Autor adds: “Trade should increase GDP on aggregate, but it’s going to produce winners and losers.”
For instance: Alabama, which neighbors Tennessee to the south, also has considerable manufacturing. But little of it involves industries in which China has invested. So while at least half of Tennessee is in the highest quartile of areas exposed to Chinese competition, only a couple of patches of Alabama are in the same category.
“Tennessee, owing largely to its concentration of furniture producers, is far more exposed to trade with China than is Alabama, which has agglomerations of relatively heavy industry,” the paper states.
Robert Feenstra, an economist at the University of California at Davis, says the research has advanced the state of knowledge among trade and labor economists.
‘They have very good data,” Feenstra says. “They just got bigger numbers than anybody thought,” in terms of the impact of trade with China on the U.S. job market.

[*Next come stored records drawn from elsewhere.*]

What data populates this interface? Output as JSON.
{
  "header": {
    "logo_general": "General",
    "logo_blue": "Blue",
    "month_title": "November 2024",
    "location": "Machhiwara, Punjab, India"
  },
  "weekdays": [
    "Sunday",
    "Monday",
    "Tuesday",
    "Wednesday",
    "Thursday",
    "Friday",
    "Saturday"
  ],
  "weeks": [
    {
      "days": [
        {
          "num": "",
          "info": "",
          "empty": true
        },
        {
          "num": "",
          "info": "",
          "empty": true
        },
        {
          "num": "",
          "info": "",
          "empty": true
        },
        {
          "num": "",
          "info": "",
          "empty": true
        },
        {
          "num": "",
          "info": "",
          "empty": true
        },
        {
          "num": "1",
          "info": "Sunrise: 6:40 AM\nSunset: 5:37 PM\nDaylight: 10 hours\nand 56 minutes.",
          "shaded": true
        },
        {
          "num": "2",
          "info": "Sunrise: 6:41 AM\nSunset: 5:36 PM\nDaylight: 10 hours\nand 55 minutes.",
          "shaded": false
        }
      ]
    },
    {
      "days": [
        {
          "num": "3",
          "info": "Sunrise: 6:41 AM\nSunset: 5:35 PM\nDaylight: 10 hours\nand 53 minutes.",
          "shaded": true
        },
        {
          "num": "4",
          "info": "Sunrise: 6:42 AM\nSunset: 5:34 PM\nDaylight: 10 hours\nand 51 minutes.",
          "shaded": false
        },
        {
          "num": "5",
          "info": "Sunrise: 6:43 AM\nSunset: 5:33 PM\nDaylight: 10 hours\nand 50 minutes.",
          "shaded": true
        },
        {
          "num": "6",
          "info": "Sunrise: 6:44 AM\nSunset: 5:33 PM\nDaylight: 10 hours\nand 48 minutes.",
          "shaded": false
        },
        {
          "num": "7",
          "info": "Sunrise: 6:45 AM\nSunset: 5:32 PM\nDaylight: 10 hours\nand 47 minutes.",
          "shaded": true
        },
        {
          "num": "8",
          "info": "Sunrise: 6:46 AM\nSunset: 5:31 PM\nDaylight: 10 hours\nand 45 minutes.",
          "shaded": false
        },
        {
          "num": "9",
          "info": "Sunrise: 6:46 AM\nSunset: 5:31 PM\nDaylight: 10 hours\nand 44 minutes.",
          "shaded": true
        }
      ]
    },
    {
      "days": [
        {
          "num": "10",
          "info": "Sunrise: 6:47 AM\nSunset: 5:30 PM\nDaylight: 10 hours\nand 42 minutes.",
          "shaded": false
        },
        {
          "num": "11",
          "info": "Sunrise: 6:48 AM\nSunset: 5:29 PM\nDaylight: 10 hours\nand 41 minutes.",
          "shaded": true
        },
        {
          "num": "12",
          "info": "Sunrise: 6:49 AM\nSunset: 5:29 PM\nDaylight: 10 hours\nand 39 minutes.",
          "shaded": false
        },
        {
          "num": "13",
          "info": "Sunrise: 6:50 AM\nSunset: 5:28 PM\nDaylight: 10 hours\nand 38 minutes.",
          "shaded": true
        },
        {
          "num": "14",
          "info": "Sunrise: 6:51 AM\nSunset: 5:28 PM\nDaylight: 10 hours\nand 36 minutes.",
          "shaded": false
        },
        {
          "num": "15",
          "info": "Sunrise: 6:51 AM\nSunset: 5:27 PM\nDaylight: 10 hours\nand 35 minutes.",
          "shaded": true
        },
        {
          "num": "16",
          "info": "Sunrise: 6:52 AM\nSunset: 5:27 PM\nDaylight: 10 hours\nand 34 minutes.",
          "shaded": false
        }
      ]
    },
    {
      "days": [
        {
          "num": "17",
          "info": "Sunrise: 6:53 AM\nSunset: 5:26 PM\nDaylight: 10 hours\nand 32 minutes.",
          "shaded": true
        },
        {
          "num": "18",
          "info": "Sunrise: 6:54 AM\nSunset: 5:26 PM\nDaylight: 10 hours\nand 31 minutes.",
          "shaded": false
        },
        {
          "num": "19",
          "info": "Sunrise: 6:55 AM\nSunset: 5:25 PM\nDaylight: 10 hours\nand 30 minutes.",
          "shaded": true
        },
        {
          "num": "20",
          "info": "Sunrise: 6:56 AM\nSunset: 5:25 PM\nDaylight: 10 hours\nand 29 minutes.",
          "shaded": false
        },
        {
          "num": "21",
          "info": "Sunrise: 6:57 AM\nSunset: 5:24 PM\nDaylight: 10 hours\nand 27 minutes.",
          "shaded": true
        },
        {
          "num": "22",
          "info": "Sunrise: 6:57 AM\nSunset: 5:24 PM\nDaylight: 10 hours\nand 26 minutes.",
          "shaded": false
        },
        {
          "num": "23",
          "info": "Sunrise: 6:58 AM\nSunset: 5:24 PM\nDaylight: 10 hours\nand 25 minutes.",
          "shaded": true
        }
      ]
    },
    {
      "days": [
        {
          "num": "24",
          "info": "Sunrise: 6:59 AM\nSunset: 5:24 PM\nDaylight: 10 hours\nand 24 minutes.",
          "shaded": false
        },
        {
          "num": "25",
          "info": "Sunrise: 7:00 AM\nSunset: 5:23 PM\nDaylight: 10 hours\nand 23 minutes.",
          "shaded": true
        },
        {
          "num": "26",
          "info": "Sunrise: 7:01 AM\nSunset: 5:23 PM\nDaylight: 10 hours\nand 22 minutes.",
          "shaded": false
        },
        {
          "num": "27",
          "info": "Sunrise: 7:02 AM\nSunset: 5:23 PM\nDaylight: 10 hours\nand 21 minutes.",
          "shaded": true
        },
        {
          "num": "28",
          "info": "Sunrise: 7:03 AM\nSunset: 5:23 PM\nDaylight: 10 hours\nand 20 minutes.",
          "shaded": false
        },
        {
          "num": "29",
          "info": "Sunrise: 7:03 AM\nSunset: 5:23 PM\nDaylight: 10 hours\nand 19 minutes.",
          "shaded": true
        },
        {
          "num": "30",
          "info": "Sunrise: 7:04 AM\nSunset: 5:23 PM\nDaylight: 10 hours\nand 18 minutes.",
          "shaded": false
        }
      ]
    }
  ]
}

Feenstra suggests that continuing research will be needed to assess the complete impact of trade policy agreements on the U.S., including additional study “on the export side,” that is, the extent to which trade deals have opened up new manufacturing opportunities for U.S. firms that are exporting goods.
The new research agenda
To be sure, as free-trade advocates like to point out, international agreements have also improved conditions for workers in the developing world. Chinese wages have risen dramatically and the country’s share of world manufacturing value added has risen from about 4 percent in 1991 to 24 percent in 2012.
Still, concerned policymakers in the U.S. are left wondering what kinds of programs, from trade adjustment assistance to job retraining and more, can help workers in their own country. And as Autor notes, the general acceptance of trade’s value means that “trade adjustment policy has been a total orphan policy for a long time.”
So Autor’s current work on trade has two practical aspects. He is trying to spread the recent empirical findings around academia, while undertaking studies that dive into the broader social effects of trade, beyond employment outcomes.
Among his ongoing studies are one examining the effects of trade shocks on political polarization; another looking at the effects of trade on earnings and research and development investment among U.S. companies; and a third that looks at underemployment, family structure, and the disintegration of two-parent households.
“Work is really wrapped up with identity,” Autor observes. “Work is not just money for most people. They don’t fare as well when they don’t feel they have a meaningful thing to apply themselves to.”
All of this research, Autor adds, is meant to speak to interested policymakers and reinforce the idea that trade policy is not just an issue that stands apart from larger issues concerning the social fabric of America.
“If we’re now in the era where we’re going to say we now recognize that trade has very strong disruptive effects,” Autor says, “then what do we do about it? What is the right policy?”